3
Yorum
0
Beğeni
0,0
Puan
1568
Okunma

"Metresi kaça abla" dedi genç çocuk bakarken tezgaha
Dalgın kadın uyanarak baktı bu sesle gelen uyarıya
Bitkin ve yaşlı sesiyle zorlanarak üç lira derken çocuğa
Duyulmamıştı bir tek nefes buruşmuş dudaklarında
Arkasını dönerek giderken çocuk, seslendi usulca "ikibuçuğa"
Lakin dönmedi genç bu yorgun kadına, duymamıştı da
Kadın düşündü akşam ne götüreceğini aç yedi boğaza
Doldu gözleri çabucak eğdi başını görünmeden bir anda
Saat epeyce geç olmuş güneş bürünmüştü kızıllığına
Daha bir siftah dahi yapamamışken gezen vatandaşa
Artık toparlanmalıydı kalmadan akşam karanlığına
Belki bir son ümitle seslendi "güzel kumaşlar buradaa..."

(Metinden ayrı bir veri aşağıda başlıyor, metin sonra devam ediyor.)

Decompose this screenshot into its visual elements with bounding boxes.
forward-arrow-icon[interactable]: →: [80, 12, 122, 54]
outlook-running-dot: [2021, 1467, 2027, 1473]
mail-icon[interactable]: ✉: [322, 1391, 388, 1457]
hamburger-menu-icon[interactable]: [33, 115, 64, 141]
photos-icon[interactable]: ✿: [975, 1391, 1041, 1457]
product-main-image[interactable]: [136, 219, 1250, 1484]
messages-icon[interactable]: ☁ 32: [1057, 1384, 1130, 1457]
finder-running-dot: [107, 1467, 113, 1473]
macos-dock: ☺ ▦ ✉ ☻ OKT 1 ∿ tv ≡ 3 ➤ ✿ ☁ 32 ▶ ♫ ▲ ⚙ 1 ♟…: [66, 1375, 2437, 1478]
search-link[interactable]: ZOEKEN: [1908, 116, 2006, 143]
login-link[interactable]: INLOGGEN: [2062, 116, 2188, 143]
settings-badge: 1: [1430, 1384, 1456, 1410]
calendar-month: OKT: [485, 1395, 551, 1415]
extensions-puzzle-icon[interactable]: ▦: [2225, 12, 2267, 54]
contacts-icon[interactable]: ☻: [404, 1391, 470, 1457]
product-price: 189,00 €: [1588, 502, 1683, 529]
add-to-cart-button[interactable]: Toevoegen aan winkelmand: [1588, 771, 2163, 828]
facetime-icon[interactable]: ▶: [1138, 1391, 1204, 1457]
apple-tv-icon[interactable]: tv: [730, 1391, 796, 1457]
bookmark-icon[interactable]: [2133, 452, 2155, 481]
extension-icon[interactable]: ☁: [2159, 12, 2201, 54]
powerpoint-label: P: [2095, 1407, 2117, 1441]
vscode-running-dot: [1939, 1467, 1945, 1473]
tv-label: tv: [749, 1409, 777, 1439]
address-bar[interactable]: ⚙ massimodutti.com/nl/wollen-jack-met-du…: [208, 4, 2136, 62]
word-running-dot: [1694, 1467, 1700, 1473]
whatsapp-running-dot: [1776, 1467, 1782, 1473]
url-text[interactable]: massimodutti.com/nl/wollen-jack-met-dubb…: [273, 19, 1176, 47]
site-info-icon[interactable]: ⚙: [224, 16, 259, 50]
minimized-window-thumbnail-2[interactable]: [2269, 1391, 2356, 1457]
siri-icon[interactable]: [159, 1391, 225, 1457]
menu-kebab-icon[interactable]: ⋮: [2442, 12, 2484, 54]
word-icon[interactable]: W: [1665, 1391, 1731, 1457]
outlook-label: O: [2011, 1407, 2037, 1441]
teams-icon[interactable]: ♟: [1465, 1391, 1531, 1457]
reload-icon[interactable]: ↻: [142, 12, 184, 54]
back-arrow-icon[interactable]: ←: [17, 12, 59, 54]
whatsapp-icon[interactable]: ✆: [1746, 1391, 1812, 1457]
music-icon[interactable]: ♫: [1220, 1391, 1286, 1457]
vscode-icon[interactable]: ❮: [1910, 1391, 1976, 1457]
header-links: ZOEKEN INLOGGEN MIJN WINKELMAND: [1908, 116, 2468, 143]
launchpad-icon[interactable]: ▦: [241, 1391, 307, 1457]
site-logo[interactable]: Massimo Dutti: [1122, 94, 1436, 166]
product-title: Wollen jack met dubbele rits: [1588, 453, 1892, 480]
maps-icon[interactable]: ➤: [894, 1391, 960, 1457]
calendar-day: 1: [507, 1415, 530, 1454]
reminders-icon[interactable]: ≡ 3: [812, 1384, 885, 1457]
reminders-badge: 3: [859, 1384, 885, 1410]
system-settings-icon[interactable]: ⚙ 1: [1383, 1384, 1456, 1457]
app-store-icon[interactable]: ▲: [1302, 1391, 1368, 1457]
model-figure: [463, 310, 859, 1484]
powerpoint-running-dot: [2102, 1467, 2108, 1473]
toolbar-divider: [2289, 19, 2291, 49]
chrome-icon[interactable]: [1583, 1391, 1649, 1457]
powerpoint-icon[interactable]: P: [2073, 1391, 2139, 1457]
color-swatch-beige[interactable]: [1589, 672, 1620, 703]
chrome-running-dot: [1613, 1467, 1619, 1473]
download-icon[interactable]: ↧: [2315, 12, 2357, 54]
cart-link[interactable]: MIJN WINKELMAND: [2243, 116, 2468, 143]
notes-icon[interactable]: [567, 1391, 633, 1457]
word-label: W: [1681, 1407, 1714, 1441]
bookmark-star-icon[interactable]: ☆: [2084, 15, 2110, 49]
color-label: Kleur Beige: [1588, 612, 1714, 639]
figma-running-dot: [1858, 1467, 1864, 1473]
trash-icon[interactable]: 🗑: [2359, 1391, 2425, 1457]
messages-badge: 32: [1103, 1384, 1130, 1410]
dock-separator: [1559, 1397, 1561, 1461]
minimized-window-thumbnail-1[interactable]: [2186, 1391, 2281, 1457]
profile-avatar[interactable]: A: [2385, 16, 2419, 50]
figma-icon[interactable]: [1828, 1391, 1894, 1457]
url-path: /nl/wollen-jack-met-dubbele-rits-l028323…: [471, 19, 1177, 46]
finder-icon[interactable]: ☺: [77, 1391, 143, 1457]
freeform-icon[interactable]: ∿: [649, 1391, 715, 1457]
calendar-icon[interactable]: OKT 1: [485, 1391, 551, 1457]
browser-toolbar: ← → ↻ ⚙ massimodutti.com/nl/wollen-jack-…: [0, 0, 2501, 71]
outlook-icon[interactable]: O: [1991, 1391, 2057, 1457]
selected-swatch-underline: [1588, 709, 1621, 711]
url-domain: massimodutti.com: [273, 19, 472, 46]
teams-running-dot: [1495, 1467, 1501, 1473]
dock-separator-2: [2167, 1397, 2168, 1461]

Kumaş dediği toplama bez parçaları uçuşurken havaya
Yoktu dönüp bakan orada varlığı bilinmeyen kadına
Parça bezleri doldururken titrek eliyle eski yırtık çuvala
Bir ses işitti ansızın yanından gelen "bunlar kaç lira"
Uzun boylu kadın ciddi bir duruşla uzatmıştı elini ona
Satıcı kadın kısmetini kaçırmaktan korkarak "ikibuçuk lira"
Diyiverdi ince sesiyle karşısındakine zor bir solukta
O an saniyeler sanki saate dönüşmüş kısa zamanda
Tamam sesi ile en güzel kağıtlarla gösterilen kumaşa
Sarıp güzelce paketleyerek uzattı tek müşterisi kadına
Alırken parayı eliyle, ağzından döküldü bir küçük dua
Hep bekleyeceğini söyleyerek etti kadına minnettar veda
Koyarken cebine ekmek parasını yüzüne geldi bir eda
Açtı ellerini söyledi kalbinden "Rab’bim şükür sana"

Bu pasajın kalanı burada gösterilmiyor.